SankeiBiz 9月17日(土)8時15分配信

 東京国税局から源泉所得税の徴収漏れを指摘されたアップル子会社の日本法人、iTunesは、外国法人に支払うソフトウエア使用料を別の名目で支払う形にして、日本で納税していなかった。「古典的でよくある手法」(財務省主税局幹部)で、特別な対策を講じなくても税務当局は対応できるという。

 ただ、多国籍企業による国境をまたいだ節税策は複雑・巧妙化しており、各国の税制や国際課税のルールでは対応しきれないのが実情だ。

 2010年以降、グーグルやスターバックスなど、欧米の多国籍企業による巨額の節税策が相次ぎ発覚。こうした動きが横行すれば、税収が落ち込むほか、納税者からの不公平感も高まり、税制への信頼が揺らぎかねない。
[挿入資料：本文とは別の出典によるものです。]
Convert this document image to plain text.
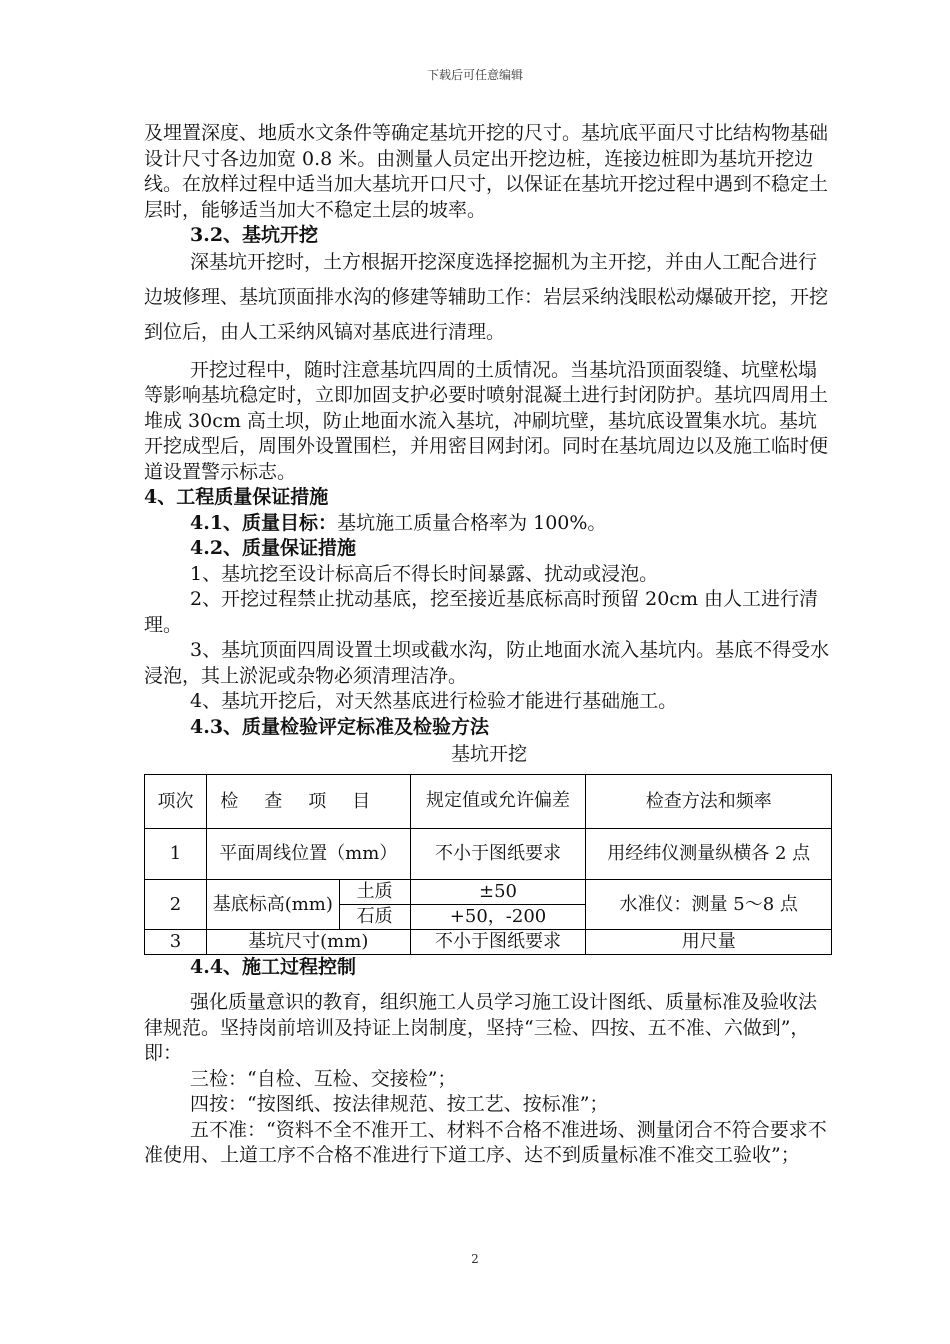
下载后可任意编辑

及埋置深度、地质水文条件等确定基坑开挖的尺寸。基坑底平面尺寸比结构物基础设计尺寸各边加宽 0.8 米。由测量人员定出开挖边桩，连接边桩即为基坑开挖边线。在放样过程中适当加大基坑开口尺寸，以保证在基坑开挖过程中遇到不稳定土层时，能够适当加大不稳定土层的坡率。

3.2、基坑开挖

深基坑开挖时，土方根据开挖深度选择挖掘机为主开挖，并由人工配合进行边坡修理、基坑顶面排水沟的修建等辅助工作：岩层采纳浅眼松动爆破开挖，开挖到位后，由人工采纳风镐对基底进行清理。

开挖过程中，随时注意基坑四周的土质情况。当基坑沿顶面裂缝、坑壁松塌等影响基坑稳定时，立即加固支护必要时喷射混凝土进行封闭防护。基坑四周用土堆成 30cm 高土坝，防止地面水流入基坑，冲刷坑壁，基坑底设置集水坑。基坑开挖成型后，周围外设置围栏，并用密目网封闭。同时在基坑周边以及施工临时便道设置警示标志。

4、工程质量保证措施

4.1、质量目标：基坑施工质量合格率为 100%。

4.2、质量保证措施

1、基坑挖至设计标高后不得长时间暴露、扰动或浸泡。

2、开挖过程禁止扰动基底，挖至接近基底标高时预留 20cm 由人工进行清理。

3、基坑顶面四周设置土坝或截水沟，防止地面水流入基坑内。基底不得受水浸泡，其上淤泥或杂物必须清理洁净。

4、基坑开挖后，对天然基底进行检验才能进行基础施工。

4.3、质量检验评定标准及检验方法

基坑开挖

项次	检查项目		规定值或允许偏差	检查方法和频率
1	平面周线位置（mm）		不小于图纸要求	用经纬仪测量纵横各 2 点
2	基底标高(mm)	土质	±50	水准仪：测量 5～8 点
		石质	+50，-200	
3	基坑尺寸(mm)		不小于图纸要求	用尺量

4.4、施工过程控制

强化质量意识的教育，组织施工人员学习施工设计图纸、质量标准及验收法律规范。坚持岗前培训及持证上岗制度，坚持“三检、四按、五不准、六做到”，即：

三检：“自检、互检、交接检”；

四按：“按图纸、按法律规范、按工艺、按标准”；

五不准：“资料不全不准开工、材料不合格不准进场、测量闭合不符合要求不准使用、上道工序不合格不准进行下道工序、达不到质量标准不准交工验收”；

2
 経済協力開発機構(OECD)と20カ国・地域(G20)は、国境を越えた節税を連携して封じるための対抗策を議論している。昨年10月には、「BEPSプロジェクト」と呼ばれる15の共通ルールを策定した。

 グループ内の取引で知的財産権の移転や資金の貸し借りを操作し、法人税が低い国に利益を集めたりする行為に歯止めをかける仕組みなどが柱だ。参加国は先進国を中心に46カ国だったが「パナマ文書問題」で課税逃れ対策の重要性が高まる中、7月以降に39カ国が加わっており、年内にも100を超える見通しだ。

 今後は、参加国がルールに沿って国内制度を整備する段階に入る。日本でも海外子会社に対する課税強化などを17年度税制改正で実施する予定だ。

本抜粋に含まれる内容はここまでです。